この段階で乗務していた運転手が1年4カ月間も無免許運転だったことが発覚。会社側は事態の発覚を恐れ、別の運転手を替え玉にして警察への応対に当たらせていた。営業所は事態を本社に報告したが、本社の担当者は役員に対して「聞かなかったことにしてください」などと隠蔽を示唆。役員もこれを黙認していたことが後に明らかになった。

今回の処分に対し、名古屋鉄道側は「弁明しない」と当初から明言しており、延べ240日間の車両使用停止処分をそのまま受け入れる見込みだ。1台あたりの使用停止日数は48日間だが、保有する予備車7台のうち、5台がこれに当たるという。突発的な故障発生時や点検時には車両が足りなくなる恐れも生じるが、処分対象となる岡崎統括自動車営業所以外から車両を手配するため、利用者への影響はほとんど発生しないとみられている。

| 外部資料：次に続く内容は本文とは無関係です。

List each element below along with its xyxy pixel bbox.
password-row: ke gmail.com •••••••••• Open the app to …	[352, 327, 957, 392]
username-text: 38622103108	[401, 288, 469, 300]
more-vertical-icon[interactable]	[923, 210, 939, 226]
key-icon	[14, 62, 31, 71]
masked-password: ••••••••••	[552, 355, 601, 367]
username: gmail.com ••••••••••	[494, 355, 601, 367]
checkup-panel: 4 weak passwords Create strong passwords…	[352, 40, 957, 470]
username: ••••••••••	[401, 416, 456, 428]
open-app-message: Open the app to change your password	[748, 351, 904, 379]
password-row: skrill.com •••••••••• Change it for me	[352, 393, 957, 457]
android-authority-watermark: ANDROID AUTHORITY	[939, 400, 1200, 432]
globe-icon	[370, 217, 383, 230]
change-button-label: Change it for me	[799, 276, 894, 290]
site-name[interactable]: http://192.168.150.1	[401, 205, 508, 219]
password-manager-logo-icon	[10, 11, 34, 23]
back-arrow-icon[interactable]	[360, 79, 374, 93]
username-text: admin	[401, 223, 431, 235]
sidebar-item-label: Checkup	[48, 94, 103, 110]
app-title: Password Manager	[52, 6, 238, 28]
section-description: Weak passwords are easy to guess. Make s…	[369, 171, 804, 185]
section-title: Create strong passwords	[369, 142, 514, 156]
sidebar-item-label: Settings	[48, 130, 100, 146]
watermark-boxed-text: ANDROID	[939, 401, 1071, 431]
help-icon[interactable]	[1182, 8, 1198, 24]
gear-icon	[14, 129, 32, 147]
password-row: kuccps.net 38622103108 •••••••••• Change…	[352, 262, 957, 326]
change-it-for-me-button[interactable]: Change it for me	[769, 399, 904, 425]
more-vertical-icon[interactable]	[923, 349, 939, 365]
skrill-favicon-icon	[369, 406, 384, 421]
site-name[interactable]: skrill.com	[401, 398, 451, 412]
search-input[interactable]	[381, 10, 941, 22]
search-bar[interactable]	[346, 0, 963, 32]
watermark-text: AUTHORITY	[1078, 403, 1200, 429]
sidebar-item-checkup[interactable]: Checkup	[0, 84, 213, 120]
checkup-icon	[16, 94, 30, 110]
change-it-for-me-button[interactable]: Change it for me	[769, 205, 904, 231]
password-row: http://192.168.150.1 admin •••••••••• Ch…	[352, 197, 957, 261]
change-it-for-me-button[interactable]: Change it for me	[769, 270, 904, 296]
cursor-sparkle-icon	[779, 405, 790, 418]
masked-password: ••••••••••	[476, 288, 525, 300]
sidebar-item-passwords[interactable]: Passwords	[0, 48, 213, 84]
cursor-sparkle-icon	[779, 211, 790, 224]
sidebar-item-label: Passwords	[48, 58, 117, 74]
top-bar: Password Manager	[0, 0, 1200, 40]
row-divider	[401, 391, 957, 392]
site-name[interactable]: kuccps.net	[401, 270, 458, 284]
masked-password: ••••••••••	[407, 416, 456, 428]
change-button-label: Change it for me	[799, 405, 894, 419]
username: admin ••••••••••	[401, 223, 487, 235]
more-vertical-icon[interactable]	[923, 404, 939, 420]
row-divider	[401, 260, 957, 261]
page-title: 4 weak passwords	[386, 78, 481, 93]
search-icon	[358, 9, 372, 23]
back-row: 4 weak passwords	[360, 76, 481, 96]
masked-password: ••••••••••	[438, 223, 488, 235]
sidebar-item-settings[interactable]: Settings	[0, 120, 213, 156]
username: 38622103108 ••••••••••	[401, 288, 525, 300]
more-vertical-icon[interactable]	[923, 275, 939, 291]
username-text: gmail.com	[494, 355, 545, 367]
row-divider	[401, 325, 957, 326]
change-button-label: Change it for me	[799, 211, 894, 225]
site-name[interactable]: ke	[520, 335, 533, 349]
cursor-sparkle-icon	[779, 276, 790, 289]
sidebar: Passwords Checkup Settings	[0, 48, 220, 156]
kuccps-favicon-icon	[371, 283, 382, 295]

ただし、今回の処分を受けたことで名古屋鉄道バスにとっては別の面での不利益が大きくなる。処分を受けたために新規路線の認可が今後認められにくくなり、来年に開港が予定されている中部新空港へのシャトルバスの運行に支障が出る恐れも出てきたからだ。

中部地方のバス事業者にとって、中部新空港へのアクセスバスは「ドル箱路線」でもあり、これによる影響が発生したとしたなら、車両運行停止以上の痛手を被ることになる。今回の処分に弁明しないとしたのも、会社側が今回の事態を真摯に受け止め改善を図るという姿勢を運輸局にアピールするという狙いもありそうだ。

なお延べ240日間という車両使用停止期間は中部運輸局では過去最長。飲酒運転による死亡事故を昨年起こした神戸市交通局が350日間の使用停止命令を受けており、規模的にはこれに次ぐ2番目の記録となる。